Bassin Rhône-Méditerranée Corse : les polluants sont en baisse depuis trente ans, mais persistent encore

DECRYPTAGE. La gestion (et le partage) de la ressource en eau est devenu un enjeu majeur face au réchauffement climatique, mais aussi face aux pollutions diverses comme celle mise à jour dans la Vallée de la Chimie lyonnaise, avec le dossier des perfluorés. L'Agence de l'eau Rhône-Méditerranée Corse a délivré son état des lieux de la qualité des eaux de ce bassin, qui s'étend de Belfort à la Méditerranée. Un bilan en demi-teinte puisque les polluants sont en baisse depuis trente ans, mais persistent encore. Le travail d'économie et de désinperméabilisation se poursuit, tandis que le sujet de "méga-bassines" a également été soulevé.
Les micropolluants ont été divisés par six en l'espace de quinze ans au sein du bassin Rhône Méditerranée : parmi eux, on retrouve notamment des substances utilisées comme les plastifiants ou encore le Bisphénol A, ainsi que des substances pharmaceutiques, mais aussi les perfluorés (ou PFAS), dont la présence avait été révélée par l'enquête de France télévisions (Vert de rage) à proximité de la Vallée de la Chimie.
Les micropolluants ont été divisés par six en l'espace de quinze ans au sein du bassin Rhône Méditerranée : parmi eux, on retrouve notamment des substances utilisées comme les plastifiants ou encore le Bisphénol A, ainsi que des substances pharmaceutiques, mais aussi les perfluorés (ou PFAS), dont la présence avait été révélée par l'enquête de France télévisions (Vert de rage) à proximité de la Vallée de la Chimie. (Crédits : A.T.)

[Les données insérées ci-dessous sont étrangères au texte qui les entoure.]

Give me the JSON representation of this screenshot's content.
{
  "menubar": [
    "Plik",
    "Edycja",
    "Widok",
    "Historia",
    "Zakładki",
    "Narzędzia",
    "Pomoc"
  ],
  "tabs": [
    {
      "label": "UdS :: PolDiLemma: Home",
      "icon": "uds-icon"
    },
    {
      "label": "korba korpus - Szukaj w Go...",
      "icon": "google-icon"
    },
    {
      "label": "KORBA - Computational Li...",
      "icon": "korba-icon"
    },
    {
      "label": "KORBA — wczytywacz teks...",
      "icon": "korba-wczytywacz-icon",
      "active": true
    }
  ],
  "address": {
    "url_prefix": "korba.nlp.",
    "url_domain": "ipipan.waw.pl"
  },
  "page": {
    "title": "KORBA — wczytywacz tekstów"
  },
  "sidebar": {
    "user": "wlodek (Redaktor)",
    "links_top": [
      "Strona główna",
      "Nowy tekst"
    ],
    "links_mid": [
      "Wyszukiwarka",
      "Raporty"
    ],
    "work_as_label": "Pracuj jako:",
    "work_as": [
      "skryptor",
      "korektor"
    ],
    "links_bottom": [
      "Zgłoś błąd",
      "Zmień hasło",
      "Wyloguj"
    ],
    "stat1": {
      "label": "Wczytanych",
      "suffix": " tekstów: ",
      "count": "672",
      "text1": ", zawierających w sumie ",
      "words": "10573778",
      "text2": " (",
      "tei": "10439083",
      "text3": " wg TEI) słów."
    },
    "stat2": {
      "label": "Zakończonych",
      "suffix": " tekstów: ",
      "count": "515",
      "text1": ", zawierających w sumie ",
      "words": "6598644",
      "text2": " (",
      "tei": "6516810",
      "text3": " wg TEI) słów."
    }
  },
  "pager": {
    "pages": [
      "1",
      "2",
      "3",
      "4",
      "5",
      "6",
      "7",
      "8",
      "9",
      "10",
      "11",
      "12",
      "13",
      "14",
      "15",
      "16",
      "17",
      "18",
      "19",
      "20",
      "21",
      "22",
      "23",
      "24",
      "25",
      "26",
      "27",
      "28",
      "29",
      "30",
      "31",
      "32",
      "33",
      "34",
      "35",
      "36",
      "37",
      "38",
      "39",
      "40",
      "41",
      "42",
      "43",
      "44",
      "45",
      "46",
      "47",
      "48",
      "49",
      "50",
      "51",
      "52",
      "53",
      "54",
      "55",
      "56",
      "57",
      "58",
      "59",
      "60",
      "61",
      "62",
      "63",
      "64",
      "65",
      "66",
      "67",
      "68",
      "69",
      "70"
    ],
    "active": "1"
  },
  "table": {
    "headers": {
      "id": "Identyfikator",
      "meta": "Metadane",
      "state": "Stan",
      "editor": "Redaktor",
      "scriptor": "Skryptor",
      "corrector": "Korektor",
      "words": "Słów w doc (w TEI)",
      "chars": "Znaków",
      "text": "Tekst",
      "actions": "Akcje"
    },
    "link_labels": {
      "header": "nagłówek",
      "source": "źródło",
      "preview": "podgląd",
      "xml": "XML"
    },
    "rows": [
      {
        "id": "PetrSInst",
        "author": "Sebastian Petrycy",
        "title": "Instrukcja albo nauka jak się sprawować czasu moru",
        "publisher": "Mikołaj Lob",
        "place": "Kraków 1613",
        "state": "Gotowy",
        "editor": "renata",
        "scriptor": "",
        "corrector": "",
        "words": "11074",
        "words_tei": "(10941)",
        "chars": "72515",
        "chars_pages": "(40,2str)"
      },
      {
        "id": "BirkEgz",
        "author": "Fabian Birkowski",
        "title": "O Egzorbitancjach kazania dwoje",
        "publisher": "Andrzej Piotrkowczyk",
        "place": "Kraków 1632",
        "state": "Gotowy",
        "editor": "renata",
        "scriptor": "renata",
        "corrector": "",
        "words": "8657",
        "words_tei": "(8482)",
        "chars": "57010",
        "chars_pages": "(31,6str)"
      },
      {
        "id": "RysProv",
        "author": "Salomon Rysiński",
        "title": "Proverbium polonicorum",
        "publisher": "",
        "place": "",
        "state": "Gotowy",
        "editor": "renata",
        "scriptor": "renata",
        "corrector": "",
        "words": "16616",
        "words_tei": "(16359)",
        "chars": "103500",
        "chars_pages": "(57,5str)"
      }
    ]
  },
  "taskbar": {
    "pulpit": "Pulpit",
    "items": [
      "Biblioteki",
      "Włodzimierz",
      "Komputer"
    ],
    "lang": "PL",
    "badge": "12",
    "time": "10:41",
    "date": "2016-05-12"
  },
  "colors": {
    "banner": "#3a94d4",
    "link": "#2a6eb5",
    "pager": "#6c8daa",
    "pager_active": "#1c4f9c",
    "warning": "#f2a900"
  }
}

"C'est un contexte particulier, une année de tous les records, il y a eu la sécheresse des sols, la baisse de la pluviométrie et une hausse de température de 2,5°C. Pour autant, la qualité de l'eau s'améliore. [...] Le système a été tendu, mais n'a pas craqué", contextualise Martial Saddier, président du comité de bassin Rhône-Méditerranée. Ce comité fixe la feuille de route de l'Agence de l'eau Rhône Méditerranée Corse, qui vient de présenter son état des eaux du bassin (allant de Belfort à la Méditerranée).

Chaque année, l'Agence de l'eau Rhône Méditerranée Corse mène en effet près de 5,5 millions d'analyses : il en est ressorti que 48% des masses et cours d'eau du bassin Rhône Méditerranée sont en bon ou très bon état écologique (contre 52% en 2015). Une variation qui s'explique en partie par le changement des règles d'évaluation. Et 85% des nappes souterraines sont en bon état chimique.

Un bilan contrasté donc. "Le changement climatique augmente la pression, le bon état est d'autant plus difficile à atteindre", complète Laurent Roy, directeur de l'agence de l'eau Rhône Méditerranée Corse. Car 70% des cours d'eau du bassin "sont concernés par des pressions dues aux activités humaines qui menacent l'atteinte du bon état écologique des eaux l'horizon 2027 [...] et qui pourraient entraîner une dégradation de la situation si rien n'est fait, a fortiori sous l'effet du changement climatique."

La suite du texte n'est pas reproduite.